Les directeurs des lycées se plaignent de l’atermoiement du ministère à matérialiser ses promesses. Ils citent essentiellement le projet de loi de statut particulier dont les grands axes ne sont pas encore dévoilés, ainsi que la révision du décret exécutif qui fixe les indemnités des examens officiels.
Le syndicat dénonce, également, la charge de travail et déplore les pressions exercées par certains directeurs de l‘éducation sur des chefs d’établissement à propos de l’établissement des bulletins des deux premiers trimestres. Le CNADL rappelle, en effet, que les directeurs des lycées ne sont pas responsables du retard accusé dans cette opération administrative et incombe la responsabilité à la tutelle qui, à ses yeux, «n’a résolu le dossier en temps opportun». Il appelle ainsi ses adhérents à travailler «sereinement» pour éviter de commettre des erreurs, estimant que le temps suffirait pour établir les bulletins et les remettre aux élèves.
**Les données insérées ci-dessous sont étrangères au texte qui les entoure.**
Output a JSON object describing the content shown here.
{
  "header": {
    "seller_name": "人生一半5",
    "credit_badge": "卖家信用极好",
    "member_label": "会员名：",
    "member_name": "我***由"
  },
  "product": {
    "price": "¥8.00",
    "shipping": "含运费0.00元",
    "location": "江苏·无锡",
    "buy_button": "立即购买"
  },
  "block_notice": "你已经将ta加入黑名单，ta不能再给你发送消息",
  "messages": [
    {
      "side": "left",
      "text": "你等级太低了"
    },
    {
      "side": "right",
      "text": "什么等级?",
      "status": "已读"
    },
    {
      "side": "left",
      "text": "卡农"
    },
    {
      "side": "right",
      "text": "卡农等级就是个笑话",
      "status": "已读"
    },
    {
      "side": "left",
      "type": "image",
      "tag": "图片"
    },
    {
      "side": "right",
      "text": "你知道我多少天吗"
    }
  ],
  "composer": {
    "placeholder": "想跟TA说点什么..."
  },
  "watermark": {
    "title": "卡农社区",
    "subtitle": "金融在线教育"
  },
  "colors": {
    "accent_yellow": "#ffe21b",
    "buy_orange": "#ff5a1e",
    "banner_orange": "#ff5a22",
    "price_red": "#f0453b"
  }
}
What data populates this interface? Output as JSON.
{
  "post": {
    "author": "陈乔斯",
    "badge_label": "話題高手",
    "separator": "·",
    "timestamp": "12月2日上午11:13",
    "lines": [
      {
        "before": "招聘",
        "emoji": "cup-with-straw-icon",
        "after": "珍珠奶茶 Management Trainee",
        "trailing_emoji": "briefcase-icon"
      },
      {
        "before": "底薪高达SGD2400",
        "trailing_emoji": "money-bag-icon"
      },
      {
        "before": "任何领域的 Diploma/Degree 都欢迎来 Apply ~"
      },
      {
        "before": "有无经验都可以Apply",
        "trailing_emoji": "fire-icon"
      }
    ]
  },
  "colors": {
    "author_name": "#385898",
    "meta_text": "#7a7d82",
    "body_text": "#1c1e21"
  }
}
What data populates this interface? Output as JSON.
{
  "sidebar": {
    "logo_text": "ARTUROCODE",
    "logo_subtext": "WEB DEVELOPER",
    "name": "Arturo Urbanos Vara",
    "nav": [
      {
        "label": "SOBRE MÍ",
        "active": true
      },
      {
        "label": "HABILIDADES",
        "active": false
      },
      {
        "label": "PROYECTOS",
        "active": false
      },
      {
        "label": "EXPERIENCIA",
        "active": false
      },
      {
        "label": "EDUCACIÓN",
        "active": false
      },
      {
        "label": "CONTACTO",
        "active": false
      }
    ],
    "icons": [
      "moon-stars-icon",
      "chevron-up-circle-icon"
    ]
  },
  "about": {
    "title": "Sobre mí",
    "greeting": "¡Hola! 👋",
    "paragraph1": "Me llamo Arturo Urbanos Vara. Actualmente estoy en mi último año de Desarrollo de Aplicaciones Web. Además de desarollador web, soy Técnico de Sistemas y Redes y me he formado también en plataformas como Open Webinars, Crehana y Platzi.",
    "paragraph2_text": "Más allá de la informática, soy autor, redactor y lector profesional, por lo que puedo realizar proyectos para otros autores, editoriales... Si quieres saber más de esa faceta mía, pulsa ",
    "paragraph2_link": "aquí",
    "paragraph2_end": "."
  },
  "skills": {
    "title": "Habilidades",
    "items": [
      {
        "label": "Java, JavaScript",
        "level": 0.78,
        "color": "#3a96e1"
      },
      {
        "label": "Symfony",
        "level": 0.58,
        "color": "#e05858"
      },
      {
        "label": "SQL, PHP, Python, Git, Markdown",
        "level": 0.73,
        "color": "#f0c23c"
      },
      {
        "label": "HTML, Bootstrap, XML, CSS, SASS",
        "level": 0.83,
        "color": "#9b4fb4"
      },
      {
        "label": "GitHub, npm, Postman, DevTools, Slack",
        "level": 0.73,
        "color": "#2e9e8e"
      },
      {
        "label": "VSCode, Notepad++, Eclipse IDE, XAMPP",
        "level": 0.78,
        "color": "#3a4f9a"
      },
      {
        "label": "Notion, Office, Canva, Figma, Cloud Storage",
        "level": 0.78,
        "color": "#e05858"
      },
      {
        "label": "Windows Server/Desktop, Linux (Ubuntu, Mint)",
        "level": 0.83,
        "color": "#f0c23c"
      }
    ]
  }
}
Il propose également aux directeurs des lycées de tenir les conseils de classes que pour les classes finales car les écoles n’auront pas le temps de le faire pour tous les niveaux.
Le CNADL impute enfin la responsabilité à la tutelle de la situation qui prévaut dans les écoles et de son évolution dans le cas où le ministère campe sur sa politique de tergiversation.